Vers le SO, Ainvelle (170 Ainvellois, 675 ha dont 297 de bois), à 4 km SO de Saint-Loup, a un musée archéologique; sa population a diminué de 50 hab. depuis 1999. Hautevelle (260 hab., 778 ha dont 413 de bois), plus à l’est, accueille les Tréfileries du Beuchot (25 sal.), sur le site d’une très ancienne forge au bord de l’étang de barrage du Beuchot (24 ha), sur un petit affluent de la Lanterne, la Rôge, qui vient de Fougerolles. Un peu plus loin au sud-ouest, à10 km du chef-lieu, Conflans-sur-Lanterne (660 Conflanais, 1 309 ha dont 512 de bois), à la réunion de la Semouse et de la Lanterne, conserve les restes d’un couvent (18e s.) et a reçu une fabrique d’équipements pour automobiles du groupe états-unien Johnson Controls (140 sal.); installations électriques Roussel (20 sal.).

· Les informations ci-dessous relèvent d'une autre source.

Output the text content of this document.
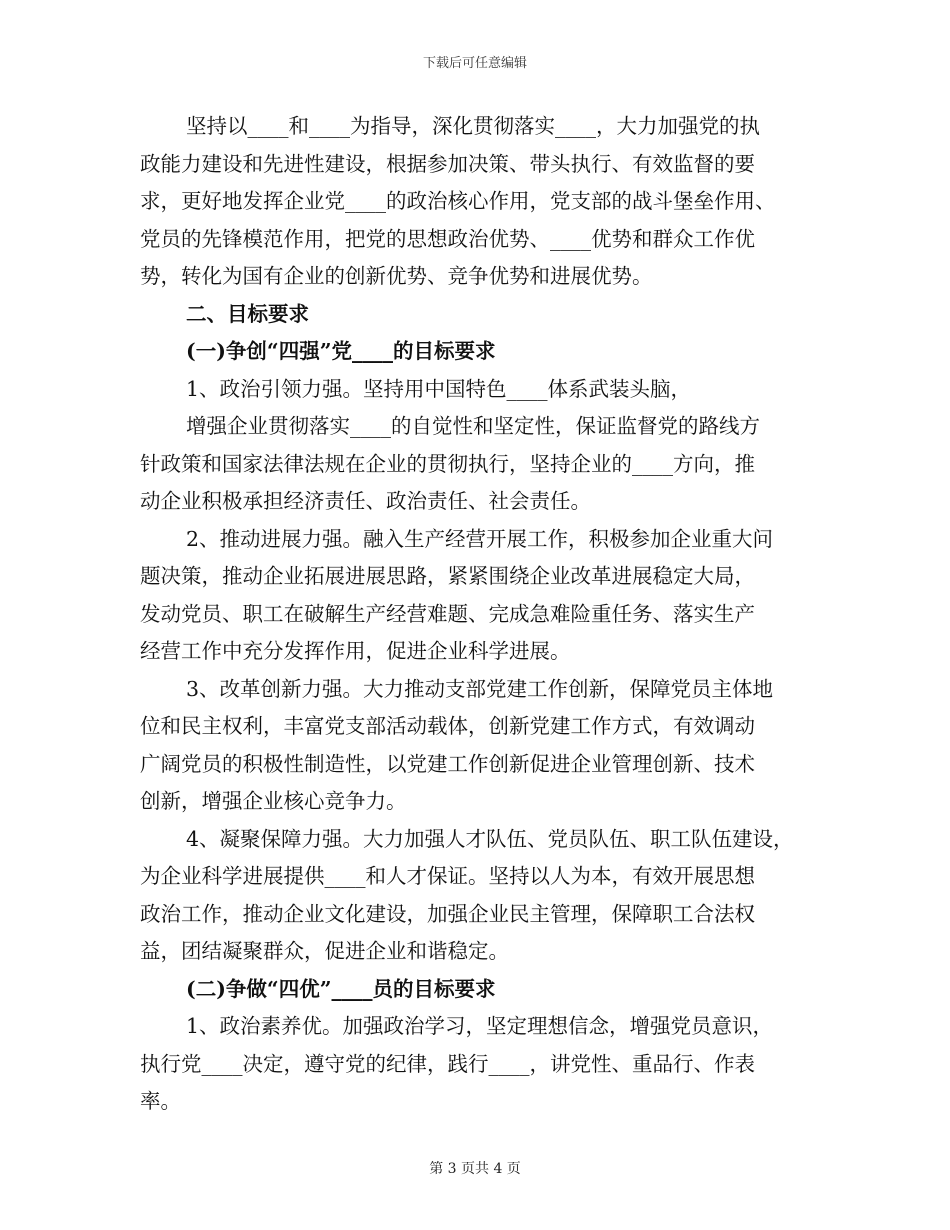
下载后可任意编辑
坚持以____和____为指导，深化贯彻落实____，大力加强党的执
政能力建设和先进性建设，根据参加决策、带头执行、有效监督的要
求，更好地发挥企业党____的政治核心作用，党支部的战斗堡垒作用、
党员的先锋模范作用，把党的思想政治优势、____优势和群众工作优
势，转化为国有企业的创新优势、竞争优势和进展优势。
二、目标要求
(一)争创“四强”党____的目标要求
1、政治引领力强。坚持用中国特色____体系武装头脑，
增强企业贯彻落实____的自觉性和坚定性，保证监督党的路线方
针政策和国家法律法规在企业的贯彻执行，坚持企业的____方向，推
动企业积极承担经济责任、政治责任、社会责任。
2、推动进展力强。融入生产经营开展工作，积极参加企业重大问
题决策，推动企业拓展进展思路，紧紧围绕企业改革进展稳定大局，
发动党员、职工在破解生产经营难题、完成急难险重任务、落实生产
经营工作中充分发挥作用，促进企业科学进展。
3、改革创新力强。大力推动支部党建工作创新，保障党员主体地
位和民主权利，丰富党支部活动载体，创新党建工作方式，有效调动
广阔党员的积极性制造性，以党建工作创新促进企业管理创新、技术
创新，增强企业核心竞争力。
4、凝聚保障力强。大力加强人才队伍、党员队伍、职工队伍建设，
为企业科学进展提供____和人才保证。坚持以人为本，有效开展思想
政治工作，推动企业文化建设，加强企业民主管理，保障职工合法权
益，团结凝聚群众，促进企业和谐稳定。
(二)争做“四优”____员的目标要求
1、政治素养优。加强政治学习，坚定理想信念，增强党员意识，
执行党____决定，遵守党的纪律，践行____，讲党性、重品行、作表
率。
第 3 页共 4 页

La surséance au ras des Vosges

La surséance est un acte par lequel on sursoit à une attribution ou à une action. Une terre en surséance était une terre dont les souverains prétendant à sa possession renonçaient provisoirement à faire valoir leurs droits. Au pied de la Vôge, plusieurs petits fiefs autour de Saint-Loup-sur-Semouse, de Vauvillers à Fougerolles, très disputés entre Lorraine et Franche-Comté (donc Empire) après la mort de Charles le Téméraire, se sont trouvés ainsi en surséance, et donc ni français, ni lorrains, ni comtois, de la fin du 15e siècle à des dates variables, allant jusqu'au début du 18e s.: deux siècles de quasi-indépendance dans un espace tampon, qui fut en général préservé des guerres, notamment des ravages du 18e siècle, et put prospérer assez tranquillement en tirant parti des échanges entre Vosges et plaines, et des industries de l'époque. Il en est resté sans doute quelque chose dans l'accumulation d'ateliers et de savoir-faire, voire dans la réussite de certaines entreprises. Une zone franche avant la lettre, mais dans le bon sens, celui de l'abri et de la paix.